Ça s’est fait par le biais du hasard. Lors de mon tout premier voyage, j’ai eu l’occasion de rencontrer la déléguée de Wallonie-Bruxelles à Alger. Elle m’a rappelée quelques mois plus tard en me proposant de venir jouer un spectacle à Béjaia. Je me voyais mal jouer un de mes spectacles que je joue en Belgique, j’ai donc décidé de créer un spectacle lié à mon histoire avec l’Algérie.

Est-ce qu’un spectacle sur vos origines algériennes aurait pu être écrit sans ce voyage ?

Probablement que oui, mais disons que cela a précipité les choses. Je venais de découvrir l’Algérie à ce moment-là, je n’y avais passé que quinze jours, c’était difficile d’écrire un spectacle sur la durée. J’ai donc décidé de raconter vraiment l’histoire : le jour où je devais y aller, les avions étaient bloqués. Finalement, c’est plutôt un spectacle sur l’absence de l’Algérie et la méconnaissance de ma culture. Je ne savais rien. C’est ça que je raconte dans le spectacle. Au fond, c’est une sorte de mise en abime de l’attente, de ce voyage vers ce que je ne connais pas, vers ce pays qui était rêvé. Il se produit une cristallisation au moment de partir, les avions ne décollent pas, tout est bloqué par la neige. L’attente est encore plus imagée. C’est une parabole à la fois sur le voyage et sur le voyage intérieur.

Il semble que le processus de création s’est fait en deux parties, marqué par la première confrontation avec le public algérien. Comment l’a-t-il reçu ?

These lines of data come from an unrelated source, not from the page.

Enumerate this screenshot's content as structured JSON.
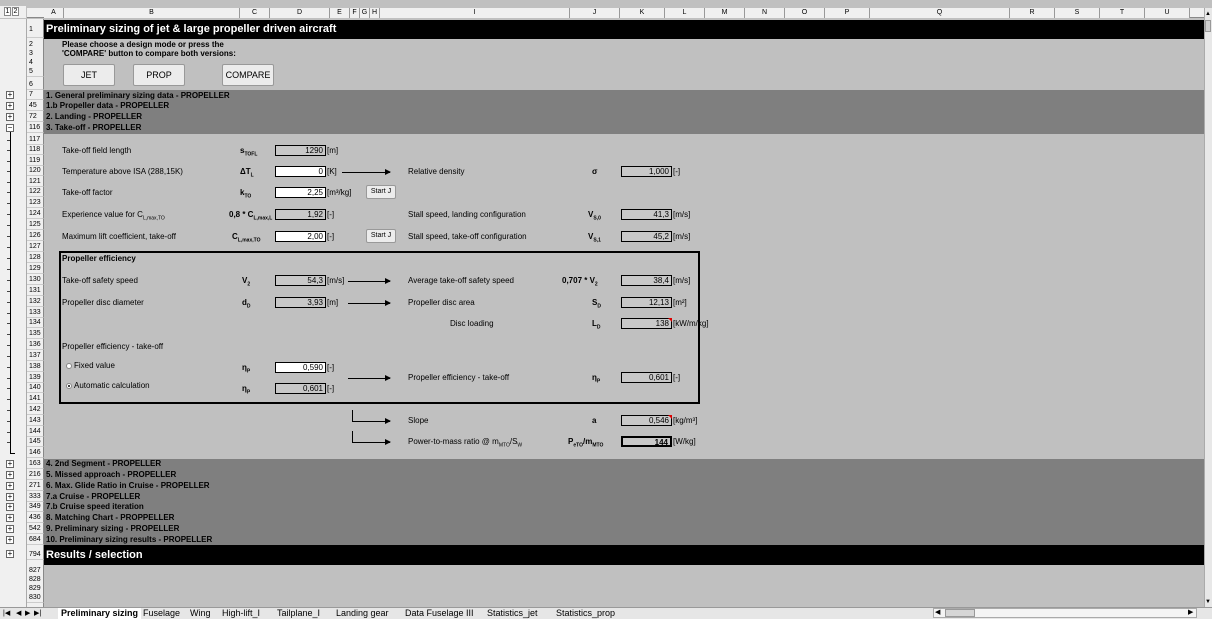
{
  "outline": {
    "levels": [
      "1",
      "2"
    ]
  },
  "columns": [
    "A",
    "B",
    "C",
    "D",
    "E",
    "F",
    "G",
    "H",
    "I",
    "J",
    "K",
    "L",
    "M",
    "N",
    "O",
    "P",
    "Q",
    "R",
    "S",
    "T",
    "U"
  ],
  "header": {
    "title": "Preliminary sizing of jet & large propeller driven aircraft"
  },
  "intro": {
    "line1": "Please choose a design mode or press the",
    "line2": "'COMPARE' button to compare both versions:"
  },
  "buttons": {
    "jet": "JET",
    "prop": "PROP",
    "compare": "COMPARE",
    "start_j": "Start J"
  },
  "rows": {
    "r1": "1",
    "r2": "2",
    "r3": "3",
    "r4": "4",
    "r5": "5",
    "r6": "6",
    "r7": "7",
    "r45": "45",
    "r72": "72",
    "r116": "116",
    "r117": "117",
    "r118": "118",
    "r119": "119",
    "r120": "120",
    "r121": "121",
    "r122": "122",
    "r123": "123",
    "r124": "124",
    "r125": "125",
    "r126": "126",
    "r127": "127",
    "r128": "128",
    "r129": "129",
    "r130": "130",
    "r131": "131",
    "r132": "132",
    "r133": "133",
    "r134": "134",
    "r135": "135",
    "r136": "136",
    "r137": "137",
    "r138": "138",
    "r139": "139",
    "r140": "140",
    "r141": "141",
    "r142": "142",
    "r143": "143",
    "r144": "144",
    "r145": "145",
    "r146": "146",
    "r163": "163",
    "r216": "216",
    "r271": "271",
    "r333": "333",
    "r349": "349",
    "r436": "436",
    "r542": "542",
    "r684": "684",
    "r794": "794",
    "r827": "827",
    "r828": "828",
    "r829": "829",
    "r830": "830"
  },
  "sections_top": [
    {
      "label": "1.   General preliminary sizing data - PROPELLER"
    },
    {
      "label": "1.b  Propeller data - PROPELLER"
    },
    {
      "label": "2.   Landing - PROPELLER"
    },
    {
      "label": "3.   Take-off - PROPELLER"
    }
  ],
  "takeoff": {
    "field_length": {
      "label": "Take-off field length",
      "symbol": "s",
      "sub": "TOFL",
      "value": "1290",
      "unit": "[m]"
    },
    "temperature": {
      "label": "Temperature above ISA (288,15K)",
      "symbol": "ΔT",
      "sub": "L",
      "value": "0",
      "unit": "[K]"
    },
    "factor": {
      "label": "Take-off factor",
      "symbol": "k",
      "sub": "TO",
      "value": "2,25",
      "unit": "[m³/kg]"
    },
    "experience": {
      "label": "Experience value for C",
      "label_sub": "L,max,TO",
      "symbol": "0,8 * C",
      "sub": "L,max,L",
      "value": "1,92",
      "unit": "[-]"
    },
    "max_lift": {
      "label": "Maximum lift coefficient, take-off",
      "symbol": "C",
      "sub": "L,max,TO",
      "value": "2,00",
      "unit": "[-]"
    },
    "rel_density": {
      "label": "Relative density",
      "symbol": "σ",
      "value": "1,000",
      "unit": "[-]"
    },
    "stall_landing": {
      "label": "Stall speed, landing configuration",
      "symbol": "V",
      "sub": "S,0",
      "value": "41,3",
      "unit": "[m/s]"
    },
    "stall_takeoff": {
      "label": "Stall speed, take-off configuration",
      "symbol": "V",
      "sub": "S,1",
      "value": "45,2",
      "unit": "[m/s]"
    }
  },
  "propeller": {
    "title": "Propeller efficiency",
    "safety_speed": {
      "label": "Take-off safety speed",
      "symbol": "V",
      "sub": "2",
      "value": "54,3",
      "unit": "[m/s]"
    },
    "avg_safety_speed": {
      "label": "Average take-off safety speed",
      "symbol": "0,707 * V",
      "sub": "2",
      "value": "38,4",
      "unit": "[m/s]"
    },
    "disc_diameter": {
      "label": "Propeller disc diameter",
      "symbol": "d",
      "sub": "D",
      "value": "3,93",
      "unit": "[m]"
    },
    "disc_area": {
      "label": "Propeller disc area",
      "symbol": "S",
      "sub": "D",
      "value": "12,13",
      "unit": "[m²]"
    },
    "disc_loading": {
      "label": "Disc loading",
      "symbol": "L",
      "sub": "D",
      "value": "138",
      "unit": "[kW/m/kg]"
    },
    "eff_title": "Propeller efficiency - take-off",
    "fixed": {
      "label": "Fixed value",
      "symbol": "η",
      "sub": "P",
      "value": "0,590",
      "unit": "[-]"
    },
    "auto": {
      "label": "Automatic calculation",
      "symbol": "η",
      "sub": "P",
      "value": "0,601",
      "unit": "[-]"
    },
    "eff_result": {
      "label": "Propeller efficiency - take-off",
      "symbol": "η",
      "sub": "P",
      "value": "0,601",
      "unit": "[-]"
    }
  },
  "results": {
    "slope": {
      "label": "Slope",
      "symbol": "a",
      "value": "0,546",
      "unit": "[kg/m³]"
    },
    "power": {
      "label": "Power-to-mass ratio @ m",
      "label_sub": "MTO",
      "label_tail": "/S",
      "label_sub2": "W",
      "symbol": "P",
      "sub": "eTO",
      "symbol2": "/m",
      "sub2": "MTO",
      "value": "144",
      "unit": "[W/kg]"
    }
  },
  "sections_bottom": [
    {
      "label": "4.   2nd Segment - PROPELLER"
    },
    {
      "label": "5.   Missed approach - PROPELLER"
    },
    {
      "label": "6.   Max. Glide Ratio in Cruise - PROPELLER"
    },
    {
      "label": "7.a  Cruise - PROPELLER"
    },
    {
      "label": "7.b  Cruise speed iteration"
    },
    {
      "label": "8.   Matching Chart - PROPPELLER"
    },
    {
      "label": "9.   Preliminary sizing - PROPELLER"
    },
    {
      "label": "10.  Preliminary sizing results - PROPELLER"
    }
  ],
  "results_header": {
    "title": "Results / selection"
  },
  "tabs": [
    "Preliminary sizing",
    "Fuselage",
    "Wing",
    "High-lift_I",
    "Tailplane_I",
    "Landing gear",
    "Data Fuselage III",
    "Statistics_jet",
    "Statistics_prop"
  ],
  "colors": {
    "grey_band": "#7f7f7f",
    "black_band": "#000000",
    "sheet_bg": "#c0c0c0",
    "input_bg": "#ffffff",
    "calc_bg": "#c8c8c8"
  }
}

Ça s’est très bien passé. J’avais très peur, car mon repère pour l’humour algérien c’est le Kabyle Fellag. C’est un repère très difficile parce que Fellag écrit extrêmement bien, on est dans du haut vol. Je savais que les Algériens sont très exigeants sur la langue. Les Kabyles surtout connaissent bien l’oeuvre de Camus, ils sont proches du texte. Ils ne constituent pas un public forcément facile. Du coup, j’ai beaucoup réfléchi à cette écriture et cela a donné un de mes spectacles sans doute les plus poétiques. J’ai une tendance à la poésie, et l’humour peut avoir un aspect très poétique. On commence par moi, morte, qui parle aux gens, qui reviens pour raconter mon histoire. On est donc dans un langage beaucoup plus imagé que celui des autres spectacles.

Vous rejouez aujourd’hui la version que vous jouiez déjà il y a quelques années…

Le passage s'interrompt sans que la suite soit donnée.